“It was deliberately written to be a Shih Tzu,” Martin McDonagh said Wednesday night as he worked the press line at Chelsea Clearview Cinemas before a screening of his latest film, “Seven Psychopaths.”
The plot centers on the increasingly violent fallout of a dognapping, and WWD was curious if the playwright-turned-director, who is known both for his breakneck dialogue and predilection for mayhem, had settled on the breed for its poetic possibilities.
“I love the image of a Shih Tzu,” he laughed. “But, no, I’m an antipun kind of guy.”
The movie’s marketers didn’t practice such restraint. A poster on an easel over McDonagh’s shoulder displayed a particularly egregious example.
“Not me,” McDonagh said with a smile. “CBS. Not me. There’s one joke in the film that does play on that. If you’ve seen it, it only happens once. Everything else. The advertising, everything else, is not mine.”

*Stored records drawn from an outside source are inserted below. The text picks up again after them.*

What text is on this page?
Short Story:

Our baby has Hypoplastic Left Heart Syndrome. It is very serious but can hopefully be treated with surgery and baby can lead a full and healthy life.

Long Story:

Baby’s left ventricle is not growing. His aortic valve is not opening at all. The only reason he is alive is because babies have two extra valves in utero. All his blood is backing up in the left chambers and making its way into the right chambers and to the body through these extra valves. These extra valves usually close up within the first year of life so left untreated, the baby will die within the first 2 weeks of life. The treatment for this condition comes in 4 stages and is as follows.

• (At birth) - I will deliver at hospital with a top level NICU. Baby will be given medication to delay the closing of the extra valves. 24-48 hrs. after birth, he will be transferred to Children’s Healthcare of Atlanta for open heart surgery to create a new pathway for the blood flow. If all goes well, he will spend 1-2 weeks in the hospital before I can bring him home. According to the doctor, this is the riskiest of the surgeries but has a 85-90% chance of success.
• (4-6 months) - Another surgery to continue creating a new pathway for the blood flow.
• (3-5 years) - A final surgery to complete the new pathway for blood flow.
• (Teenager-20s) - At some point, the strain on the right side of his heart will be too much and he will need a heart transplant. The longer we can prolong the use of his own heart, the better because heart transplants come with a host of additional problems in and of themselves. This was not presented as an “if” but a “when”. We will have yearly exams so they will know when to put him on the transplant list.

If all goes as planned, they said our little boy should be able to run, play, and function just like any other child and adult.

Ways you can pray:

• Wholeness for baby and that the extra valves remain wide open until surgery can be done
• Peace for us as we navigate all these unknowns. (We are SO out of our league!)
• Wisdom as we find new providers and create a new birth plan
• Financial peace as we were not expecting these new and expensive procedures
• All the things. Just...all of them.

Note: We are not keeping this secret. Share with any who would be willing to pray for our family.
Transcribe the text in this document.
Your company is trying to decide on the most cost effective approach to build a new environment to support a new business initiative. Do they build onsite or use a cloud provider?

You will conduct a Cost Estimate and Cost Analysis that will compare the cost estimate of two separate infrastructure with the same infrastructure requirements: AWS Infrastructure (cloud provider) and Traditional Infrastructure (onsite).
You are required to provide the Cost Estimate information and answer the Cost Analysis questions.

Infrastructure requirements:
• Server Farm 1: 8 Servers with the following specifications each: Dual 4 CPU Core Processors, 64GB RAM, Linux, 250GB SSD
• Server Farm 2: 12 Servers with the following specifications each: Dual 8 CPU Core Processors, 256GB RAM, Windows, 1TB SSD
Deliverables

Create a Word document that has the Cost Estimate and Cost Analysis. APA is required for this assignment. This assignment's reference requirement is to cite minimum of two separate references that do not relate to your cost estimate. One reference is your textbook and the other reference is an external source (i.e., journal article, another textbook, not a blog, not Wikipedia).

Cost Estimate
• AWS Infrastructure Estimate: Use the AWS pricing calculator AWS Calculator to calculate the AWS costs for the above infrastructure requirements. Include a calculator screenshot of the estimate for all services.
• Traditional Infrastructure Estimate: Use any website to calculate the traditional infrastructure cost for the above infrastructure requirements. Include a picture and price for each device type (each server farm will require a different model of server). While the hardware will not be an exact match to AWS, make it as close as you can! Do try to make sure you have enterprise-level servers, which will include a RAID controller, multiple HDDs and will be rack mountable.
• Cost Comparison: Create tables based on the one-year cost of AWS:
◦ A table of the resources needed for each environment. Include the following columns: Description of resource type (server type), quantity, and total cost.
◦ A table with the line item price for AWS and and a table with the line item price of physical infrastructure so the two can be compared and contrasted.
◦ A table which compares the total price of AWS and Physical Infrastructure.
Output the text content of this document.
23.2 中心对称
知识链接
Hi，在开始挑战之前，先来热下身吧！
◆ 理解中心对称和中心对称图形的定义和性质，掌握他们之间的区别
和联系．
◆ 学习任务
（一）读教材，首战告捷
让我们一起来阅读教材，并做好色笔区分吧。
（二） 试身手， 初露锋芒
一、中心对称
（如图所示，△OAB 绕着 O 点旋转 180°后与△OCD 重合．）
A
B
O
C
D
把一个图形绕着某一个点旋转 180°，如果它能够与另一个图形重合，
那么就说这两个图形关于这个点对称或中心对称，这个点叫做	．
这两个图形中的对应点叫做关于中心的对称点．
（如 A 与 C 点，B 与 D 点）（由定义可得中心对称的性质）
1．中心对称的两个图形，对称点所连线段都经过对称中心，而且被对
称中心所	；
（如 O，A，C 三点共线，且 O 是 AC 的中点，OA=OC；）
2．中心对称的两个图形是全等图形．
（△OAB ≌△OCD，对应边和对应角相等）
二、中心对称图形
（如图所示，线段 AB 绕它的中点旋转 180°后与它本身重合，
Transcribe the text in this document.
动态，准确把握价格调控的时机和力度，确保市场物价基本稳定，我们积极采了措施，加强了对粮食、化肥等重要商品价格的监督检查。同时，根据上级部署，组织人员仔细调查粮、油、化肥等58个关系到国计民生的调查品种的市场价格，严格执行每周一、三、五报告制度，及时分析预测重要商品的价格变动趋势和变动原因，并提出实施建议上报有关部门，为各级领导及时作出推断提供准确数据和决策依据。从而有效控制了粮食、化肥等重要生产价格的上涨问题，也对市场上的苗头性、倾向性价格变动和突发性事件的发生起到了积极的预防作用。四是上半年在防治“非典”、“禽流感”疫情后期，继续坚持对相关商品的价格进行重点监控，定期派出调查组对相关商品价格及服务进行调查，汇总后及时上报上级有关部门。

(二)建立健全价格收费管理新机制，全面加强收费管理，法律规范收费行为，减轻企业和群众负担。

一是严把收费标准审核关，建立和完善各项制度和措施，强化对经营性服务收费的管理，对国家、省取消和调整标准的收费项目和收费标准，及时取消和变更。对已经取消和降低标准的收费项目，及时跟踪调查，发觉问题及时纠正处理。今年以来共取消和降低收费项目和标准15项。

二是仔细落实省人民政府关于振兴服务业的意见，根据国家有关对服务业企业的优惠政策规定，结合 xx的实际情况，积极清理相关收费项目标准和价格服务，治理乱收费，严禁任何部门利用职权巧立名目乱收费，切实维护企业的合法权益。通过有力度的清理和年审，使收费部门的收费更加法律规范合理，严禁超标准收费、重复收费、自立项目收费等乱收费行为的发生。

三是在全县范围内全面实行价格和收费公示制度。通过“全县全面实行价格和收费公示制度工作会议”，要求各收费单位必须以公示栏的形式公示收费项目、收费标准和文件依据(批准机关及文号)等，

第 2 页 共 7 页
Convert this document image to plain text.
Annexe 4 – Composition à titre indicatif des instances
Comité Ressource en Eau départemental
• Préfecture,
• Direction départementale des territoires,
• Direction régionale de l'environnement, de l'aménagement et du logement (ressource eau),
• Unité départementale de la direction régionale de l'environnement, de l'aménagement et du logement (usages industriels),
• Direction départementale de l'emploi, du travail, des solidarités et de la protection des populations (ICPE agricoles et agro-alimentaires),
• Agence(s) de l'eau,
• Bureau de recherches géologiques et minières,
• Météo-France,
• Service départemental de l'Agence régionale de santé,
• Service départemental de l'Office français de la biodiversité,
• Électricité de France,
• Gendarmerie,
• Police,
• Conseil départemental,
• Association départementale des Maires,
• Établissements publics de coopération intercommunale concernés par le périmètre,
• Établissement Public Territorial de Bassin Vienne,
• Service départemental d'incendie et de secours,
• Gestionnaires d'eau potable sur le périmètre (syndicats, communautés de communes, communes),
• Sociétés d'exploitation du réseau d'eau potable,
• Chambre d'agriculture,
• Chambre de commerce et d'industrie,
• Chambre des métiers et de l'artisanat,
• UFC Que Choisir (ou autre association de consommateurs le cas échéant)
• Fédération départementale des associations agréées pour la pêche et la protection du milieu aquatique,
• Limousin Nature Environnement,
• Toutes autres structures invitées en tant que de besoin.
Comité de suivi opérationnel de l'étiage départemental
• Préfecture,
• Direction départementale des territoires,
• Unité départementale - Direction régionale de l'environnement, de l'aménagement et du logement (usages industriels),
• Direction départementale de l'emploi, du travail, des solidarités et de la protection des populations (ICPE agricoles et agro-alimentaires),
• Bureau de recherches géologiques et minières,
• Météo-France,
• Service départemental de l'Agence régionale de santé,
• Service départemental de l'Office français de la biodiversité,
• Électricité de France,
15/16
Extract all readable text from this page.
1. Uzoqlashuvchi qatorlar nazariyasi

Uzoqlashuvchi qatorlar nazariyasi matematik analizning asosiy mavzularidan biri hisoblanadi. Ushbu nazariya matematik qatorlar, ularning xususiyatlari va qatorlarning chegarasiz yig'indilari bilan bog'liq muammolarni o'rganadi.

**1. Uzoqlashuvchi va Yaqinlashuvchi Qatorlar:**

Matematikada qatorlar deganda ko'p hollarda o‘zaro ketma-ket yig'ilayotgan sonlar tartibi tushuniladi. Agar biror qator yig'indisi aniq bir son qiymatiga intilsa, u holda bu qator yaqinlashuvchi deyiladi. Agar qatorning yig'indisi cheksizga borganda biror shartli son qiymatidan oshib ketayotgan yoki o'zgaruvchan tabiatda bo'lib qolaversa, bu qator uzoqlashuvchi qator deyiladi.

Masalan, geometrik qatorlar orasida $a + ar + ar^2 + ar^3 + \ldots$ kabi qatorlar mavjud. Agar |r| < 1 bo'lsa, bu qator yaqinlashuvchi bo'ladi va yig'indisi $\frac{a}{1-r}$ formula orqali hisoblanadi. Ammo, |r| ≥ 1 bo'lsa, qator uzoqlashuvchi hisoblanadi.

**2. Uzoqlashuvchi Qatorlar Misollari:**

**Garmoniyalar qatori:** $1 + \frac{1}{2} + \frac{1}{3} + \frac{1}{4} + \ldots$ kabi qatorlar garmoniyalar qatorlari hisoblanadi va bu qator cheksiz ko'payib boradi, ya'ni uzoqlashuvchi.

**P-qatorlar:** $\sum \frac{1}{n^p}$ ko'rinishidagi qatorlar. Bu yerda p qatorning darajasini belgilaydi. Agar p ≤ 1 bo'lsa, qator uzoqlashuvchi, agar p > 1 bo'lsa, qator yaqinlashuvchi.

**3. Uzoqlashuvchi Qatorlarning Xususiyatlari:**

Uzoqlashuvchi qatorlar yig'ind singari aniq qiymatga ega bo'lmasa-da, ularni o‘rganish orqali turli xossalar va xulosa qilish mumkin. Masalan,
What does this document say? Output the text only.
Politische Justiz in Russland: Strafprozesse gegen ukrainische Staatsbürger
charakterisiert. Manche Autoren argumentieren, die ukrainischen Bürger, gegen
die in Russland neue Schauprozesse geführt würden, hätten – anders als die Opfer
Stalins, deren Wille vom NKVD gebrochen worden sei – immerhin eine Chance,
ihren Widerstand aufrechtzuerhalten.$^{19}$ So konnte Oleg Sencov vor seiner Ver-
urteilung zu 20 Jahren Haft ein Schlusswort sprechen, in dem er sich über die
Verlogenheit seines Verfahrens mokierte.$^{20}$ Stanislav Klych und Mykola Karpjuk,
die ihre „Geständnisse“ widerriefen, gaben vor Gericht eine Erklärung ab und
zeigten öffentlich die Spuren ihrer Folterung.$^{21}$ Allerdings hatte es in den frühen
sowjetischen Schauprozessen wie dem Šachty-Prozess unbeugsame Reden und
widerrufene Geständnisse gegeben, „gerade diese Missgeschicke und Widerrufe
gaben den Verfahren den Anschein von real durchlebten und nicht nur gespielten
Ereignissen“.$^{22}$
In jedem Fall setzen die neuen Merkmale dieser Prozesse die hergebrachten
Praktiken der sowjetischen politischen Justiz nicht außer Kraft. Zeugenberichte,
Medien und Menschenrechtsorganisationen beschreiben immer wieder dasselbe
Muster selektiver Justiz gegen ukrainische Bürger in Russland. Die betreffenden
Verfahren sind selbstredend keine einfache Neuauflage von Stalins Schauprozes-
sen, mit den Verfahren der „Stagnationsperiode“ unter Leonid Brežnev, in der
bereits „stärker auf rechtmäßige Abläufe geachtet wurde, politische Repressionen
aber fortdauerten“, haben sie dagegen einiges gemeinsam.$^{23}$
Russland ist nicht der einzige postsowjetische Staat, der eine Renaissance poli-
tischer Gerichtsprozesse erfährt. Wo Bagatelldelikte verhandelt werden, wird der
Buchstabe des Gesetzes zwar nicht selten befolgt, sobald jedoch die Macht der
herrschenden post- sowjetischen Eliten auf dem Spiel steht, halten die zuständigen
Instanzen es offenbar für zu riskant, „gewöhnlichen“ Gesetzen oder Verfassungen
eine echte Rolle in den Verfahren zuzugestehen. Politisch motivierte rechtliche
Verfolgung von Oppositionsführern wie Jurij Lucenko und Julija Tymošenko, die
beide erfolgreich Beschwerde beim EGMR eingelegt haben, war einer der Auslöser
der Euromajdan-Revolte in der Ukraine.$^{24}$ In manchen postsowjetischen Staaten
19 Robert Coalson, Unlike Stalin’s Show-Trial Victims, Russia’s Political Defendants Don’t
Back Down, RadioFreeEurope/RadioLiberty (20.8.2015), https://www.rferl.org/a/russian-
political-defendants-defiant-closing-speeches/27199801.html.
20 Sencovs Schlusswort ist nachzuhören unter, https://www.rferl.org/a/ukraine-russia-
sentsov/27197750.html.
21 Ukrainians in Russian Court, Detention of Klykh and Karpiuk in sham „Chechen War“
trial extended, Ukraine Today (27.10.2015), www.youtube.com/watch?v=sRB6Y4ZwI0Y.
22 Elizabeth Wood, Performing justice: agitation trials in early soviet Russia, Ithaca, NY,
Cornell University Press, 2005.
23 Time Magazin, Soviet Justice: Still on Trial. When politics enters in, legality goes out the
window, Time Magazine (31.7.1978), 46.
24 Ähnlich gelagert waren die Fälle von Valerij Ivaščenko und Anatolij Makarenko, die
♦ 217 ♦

A few of the film’s stars, including Christopher Walken and Sam Rockwell, followed their director down the line ahead of the Cinema Society- and Hugo Boss-sponsored screening. Both rushed by the press line. Abbie Cornish, who has a small role as a put-upon girlfriend, said that she had wanted to work with McDonagh since she read the screenplay for his directorial debut, “In Bruges.” Dressed in a floral-print-accented Roland Mouret dress, Cornish didn’t seem particularly given to any psychosis herself.
“No,” she smiled. “I’m pretty chill.”